Charlie McElligott, an analyst at Nomura Securities, warned that leveraged products could amplify U.S. stock volatility, noting that the Nasdaq's single-day plunge of over 4% on June 5 was a preview of this vulnerability.

In addition, while earnings growth has supported rising stock prices, the valuations of some equities have reached historic highs. Micron Technology's forward P/E ratio stands at 8.1x, well below the S&P 500's 20.3x and the information technology sector's 22.8x, reflecting investor concerns over the traditional cyclical nature of its business. On the other hand, although stocks like SanDisk have surged, their P/E ratios have actually declined due to faster-growing earnings expectations.
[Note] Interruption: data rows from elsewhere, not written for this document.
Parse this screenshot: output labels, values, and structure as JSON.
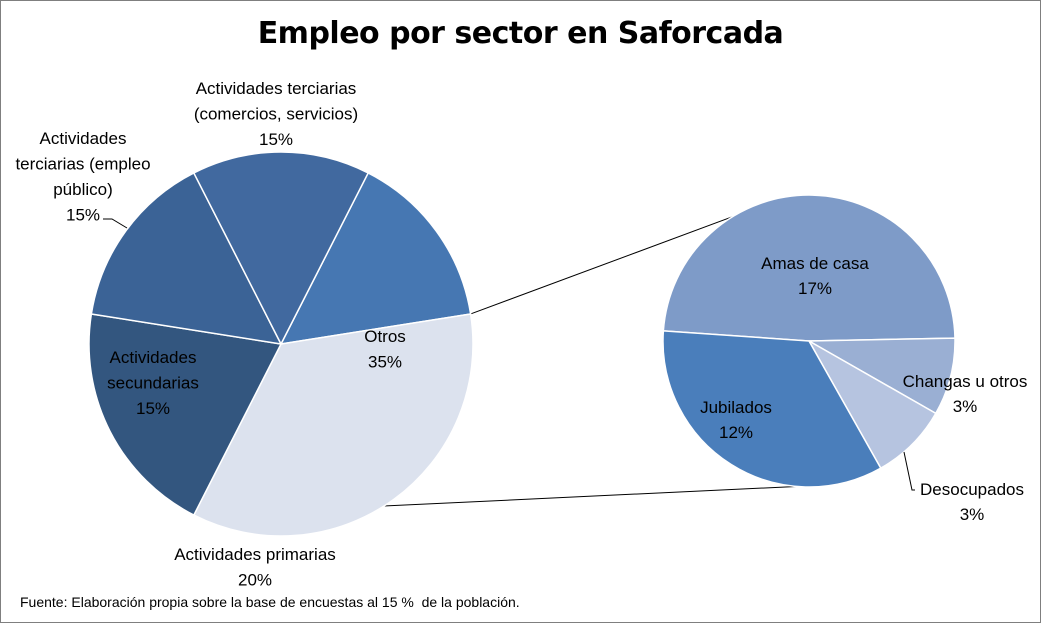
{
  "chart_data": {
    "type": "pie",
    "subtype": "pie-of-pie",
    "title": "Empleo por sector en Saforcada",
    "unit": "%",
    "primary": {
      "slices": [
        {
          "label": "Actividades terciarias (comercios, servicios)",
          "label_lines": [
            "Actividades terciarias",
            "(comercios, servicios)"
          ],
          "value": 15,
          "value_text": "15%",
          "color": "#4677b2"
        },
        {
          "label": "Otros",
          "label_lines": [
            "Otros"
          ],
          "value": 35,
          "value_text": "35%",
          "color": "#dce2ee"
        },
        {
          "label": "Actividades primarias",
          "label_lines": [
            "Actividades primarias"
          ],
          "value": 20,
          "value_text": "20%",
          "color": "#33567f"
        },
        {
          "label": "Actividades secundarias",
          "label_lines": [
            "Actividades",
            "secundarias"
          ],
          "value": 15,
          "value_text": "15%",
          "color": "#3b6396"
        },
        {
          "label": "Actividades terciarias (empleo público)",
          "label_lines": [
            "Actividades",
            "terciarias (empleo",
            "público)"
          ],
          "value": 15,
          "value_text": "15%",
          "color": "#41699f"
        }
      ]
    },
    "secondary": {
      "breakdown_of": "Otros",
      "slices": [
        {
          "label": "Amas de casa",
          "label_lines": [
            "Amas de casa"
          ],
          "value": 17,
          "value_text": "17%",
          "color": "#7e9bc8"
        },
        {
          "label": "Changas u otros",
          "label_lines": [
            "Changas u otros"
          ],
          "value": 3,
          "value_text": "3%",
          "color": "#9aafd3"
        },
        {
          "label": "Desocupados",
          "label_lines": [
            "Desocupados"
          ],
          "value": 3,
          "value_text": "3%",
          "color": "#b6c4e0"
        },
        {
          "label": "Jubilados",
          "label_lines": [
            "Jubilados"
          ],
          "value": 12,
          "value_text": "12%",
          "color": "#4a7ebb"
        }
      ]
    },
    "note": "Fuente: Elaboración propia sobre la base de encuestas al 15 %  de la población."
  }
}
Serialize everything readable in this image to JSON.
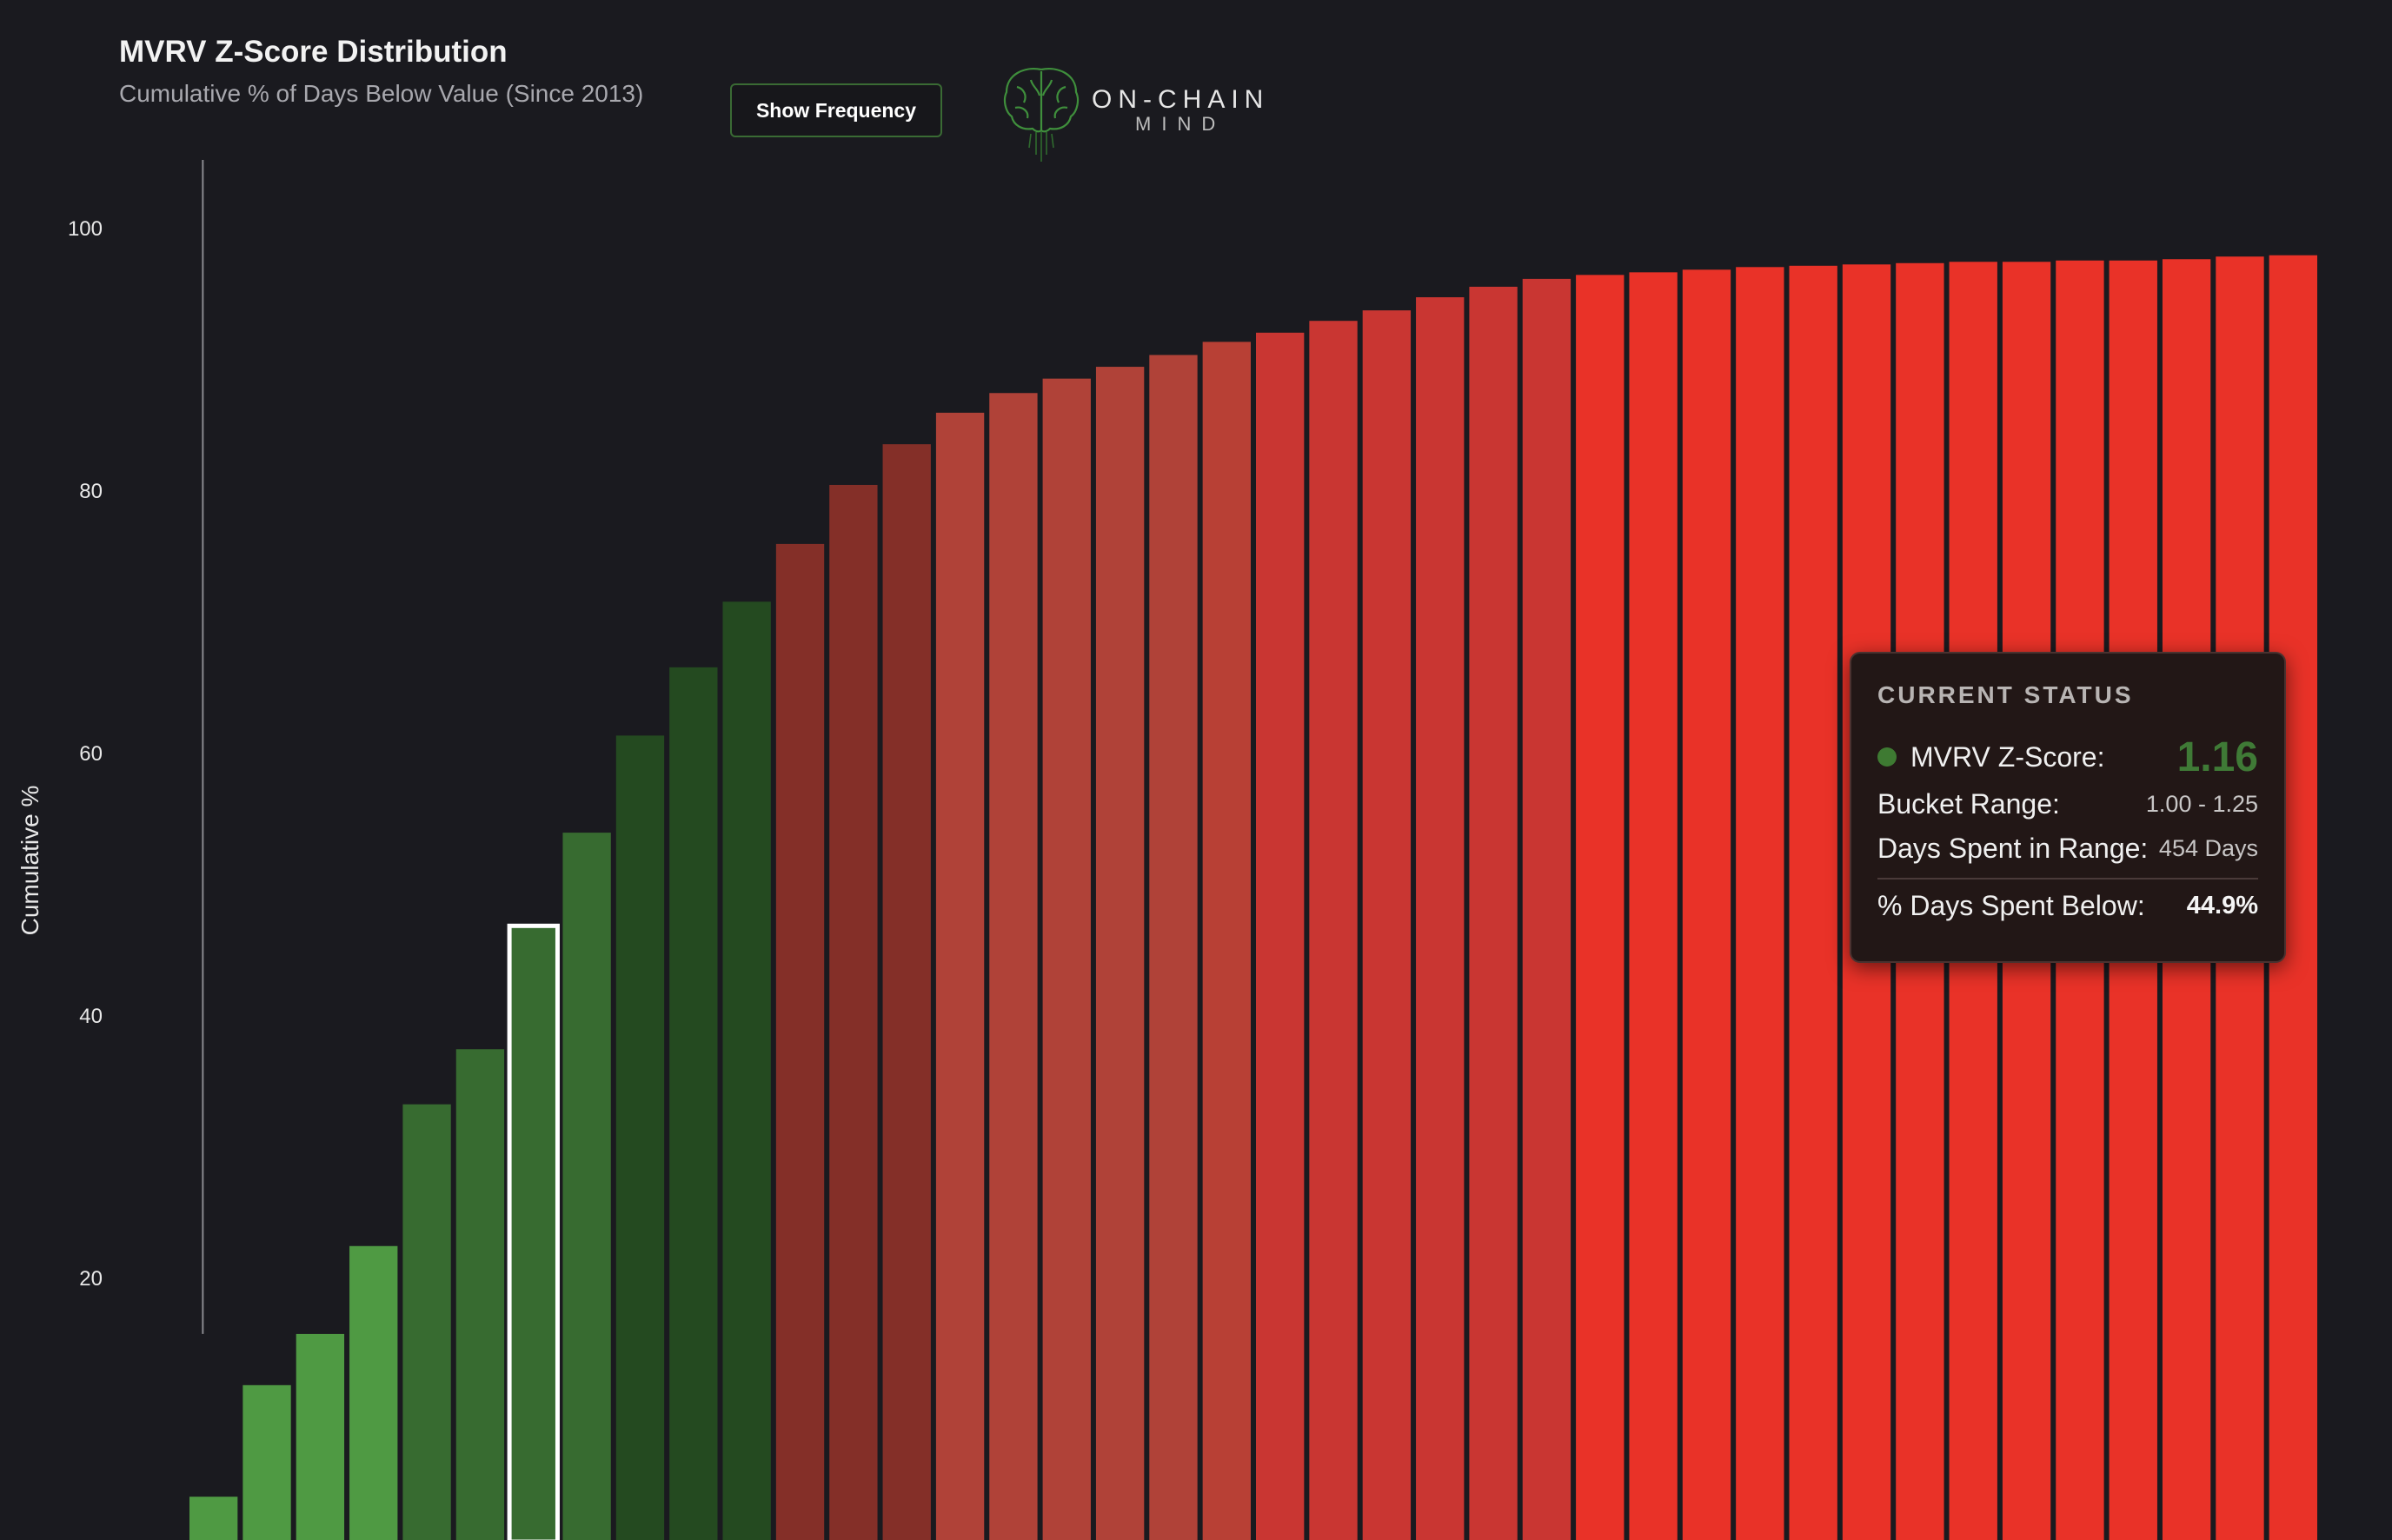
{
  "header": {
    "title": "MVRV Z-Score Distribution",
    "subtitle": "Cumulative % of Days Below Value (Since 2013)",
    "toggle_button_label": "Show Frequency"
  },
  "logo": {
    "icon": "brain-icon",
    "line1": "ON-CHAIN",
    "line2": "MIND"
  },
  "tooltip": {
    "heading": "CURRENT STATUS",
    "zscore_label": "MVRV Z-Score:",
    "zscore_value": "1.16",
    "bucket_label": "Bucket Range:",
    "bucket_value": "1.00 - 1.25",
    "days_label": "Days Spent in Range:",
    "days_value": "454 Days",
    "below_label": "% Days Spent Below:",
    "below_value": "44.9%",
    "accent_color": "#3f7a36"
  },
  "chart_data": {
    "type": "bar",
    "title": "MVRV Z-Score Distribution",
    "subtitle": "Cumulative % of Days Below Value (Since 2013)",
    "ylabel": "Cumulative %",
    "xlabel": "",
    "ylim": [
      0,
      100
    ],
    "yticks": [
      20,
      40,
      60,
      80,
      100
    ],
    "grid": false,
    "values": [
      3.3,
      11.8,
      15.7,
      22.4,
      33.2,
      37.4,
      46.8,
      53.9,
      61.3,
      66.5,
      71.5,
      75.9,
      80.4,
      83.5,
      85.9,
      87.4,
      88.5,
      89.4,
      90.3,
      91.3,
      92.0,
      92.9,
      93.7,
      94.7,
      95.5,
      96.1,
      96.4,
      96.6,
      96.8,
      97.0,
      97.1,
      97.2,
      97.3,
      97.4,
      97.4,
      97.5,
      97.5,
      97.6,
      97.8,
      97.9
    ],
    "highlight_index": 6,
    "marker_line_x": 0.25,
    "colors": [
      "#4f9a43",
      "#4f9a43",
      "#4f9a43",
      "#4f9a43",
      "#376b30",
      "#376b30",
      "#376b30",
      "#376b30",
      "#244a20",
      "#244a20",
      "#244a20",
      "#842f28",
      "#842f28",
      "#842f28",
      "#b04238",
      "#b04238",
      "#b04238",
      "#b04238",
      "#b04238",
      "#b84035",
      "#c93632",
      "#c93632",
      "#c93632",
      "#c93632",
      "#c93632",
      "#c93632",
      "#e93228",
      "#e93228",
      "#e93228",
      "#e93228",
      "#e93228",
      "#e93228",
      "#e93228",
      "#e93228",
      "#e93228",
      "#e93228",
      "#e93228",
      "#e93228",
      "#e93228",
      "#e93228"
    ]
  }
}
What is the outlook for US stocks in the second half of the year?

Faced with accumulating risks, Wall Street strategists generally believe that the stock market's upward path over the coming year may not be linear.

David Laut, Chief Investment Officer at Kerux Financial, warned that the market volatility since June is "just the tip of the iceberg." He added that a larger correction of 10% to 20% would not be surprising, given that it has been over a year since the last double-digit pullback.

While raising her S&P 500 target price this week, RBC strategist Lori Calvasina also cautioned investors to prepare themselves for a 5% to 10% pullback over the next year.

However, some institutions remain optimistic. Mark Hackett stated that corporate earnings have supported this rapid re-rating of stock prices, and he maintains an overall bullish stance. Goldman Sachs believes that as AI technology continues to penetrate, corporate investment in the AI sector will keep increasing, and companies within the related supply chain are poised to benefit.

Overall, the performance of U.S. stocks in the first half of the year demonstrated the strong resilience of the tech sector and the massive opportunities brought by AI technology, while also exposing market vulnerabilities and potential risks. While participating in the tech rally, investors also need to remain vigilant against potential pullbacks, ensuring proper risk management and asset allocation.

Disclaimer: For information purposes only. Past performance is not indicative of future results.